The ET5 is their second sedan to come to market, but the company’s first sedan, the ET7, comes at a higher pre-subsidy starting price of 448,000 yuan but hasn’t started deliveries yet. Deliveries of the ET7 are set to begin in March.
Newly released models will help drive the stock’s price higher, leading to growth and breaking free of stagnation.
What if NIO Stock Is Delisted?
There is no fundamental shift in the EV market. However, shares of US-listed Chinese companies that focus on electric vehicles for sale in the United States face the hammer due to a very important reason.
Investors are not fans of uncertainty. The waters surrounding U.S.-listed stocks in China have been muddied by recent events, making it difficult for investors to predict what will happen next with these companies and their stocks. This US-China Trade War is an interesting matchup that we’ll have to wait and see how it pans out.
Didi (NYSE:DIDI), the Chinese ride-hailing company, did not expect this backlash after announcing its plan to delist from the New York Stock Exchange. However, it is an example of how regulatory activity can sharply affect Nio’s results.
XPeng, Li (NASDAQ:LI), and NIO all listed stock in the US. In addition, XPeng and Li are listed on the Hong Kong Stock Exchange. However, NIO has not yet applied for a listing.
U.S.-listed stocks could be transferred to Hong Kong and lost as American depository receipts (ADRs). This would leave investors trading an ADR with underlying stock on the Hong Kong Stock Exchange, located on that exchange but domiciled out of America. Investors who own shares in a company will still trade them. Ownership does not change for investors; they are simply subjecting themselves to only one set of laws instead of another (in this case, Hong Kong rather than the US).
Hopefully, the US and Chinese securities regulators can work it all out to prevent further trading volatility that may bubble up into another dot-com era crash like the one we experienced in the 2000s. Considering the money involved, cooler heads should prevail.
The Bottom Line
NIO investors have experienced a bumpy ride.
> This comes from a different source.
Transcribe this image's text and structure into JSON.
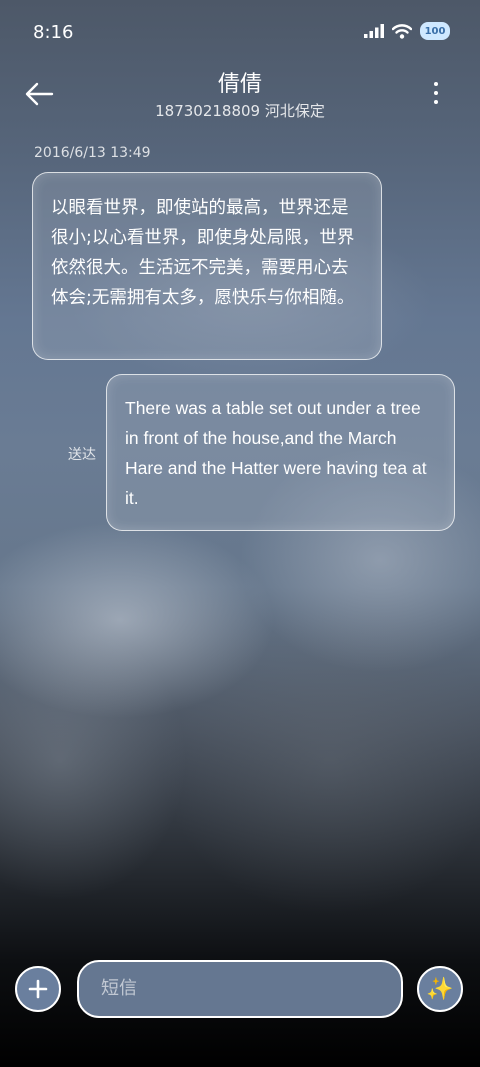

The bulls hope that the Chinese EV market will be a good investment in the future and are investing their money, while the bears still think that there is uncertainty ahead for Nio.
However, the Chinese government has been relatively aggressive in enforcing economic policies, which is happening right now. Investors around the world are waiting anxiously for what will happen next.
With China being a world leader in electric vehicle manufacturing, it’s no surprise that the country would have an outsized influence on this emerging technology. But Nio is looking past its borders for growth — already expanding abroad with ventures into Norway and five other European countries in 2022. Plus, Nio has a close relationship with a local Chinese government, Hefei, city, and capital of Anhui Province.
As the EV market grows rapidly and competition intensifies, Nio can be a positive long-term investment. Investing in Nio shares today is likely to pay off because of the company’s impressive growth numbers and outlook.
On the publication date, Faizan Farooque did not hold (either directly or indirectly) any positions in the securities mentioned in this article. The opinions expressed in this article are those of the writer, subject to the InvestorPlace.com Publishing Guidelines.
Faizan Farooque is a contributing author for InvestorPlace.com and numerous other financial sites. Faizan has several years of experience in analyzing the stock market and was a former data journalist at S&P Global Market Intelligence. You can check out his work on InvestorPlace and TipRanks.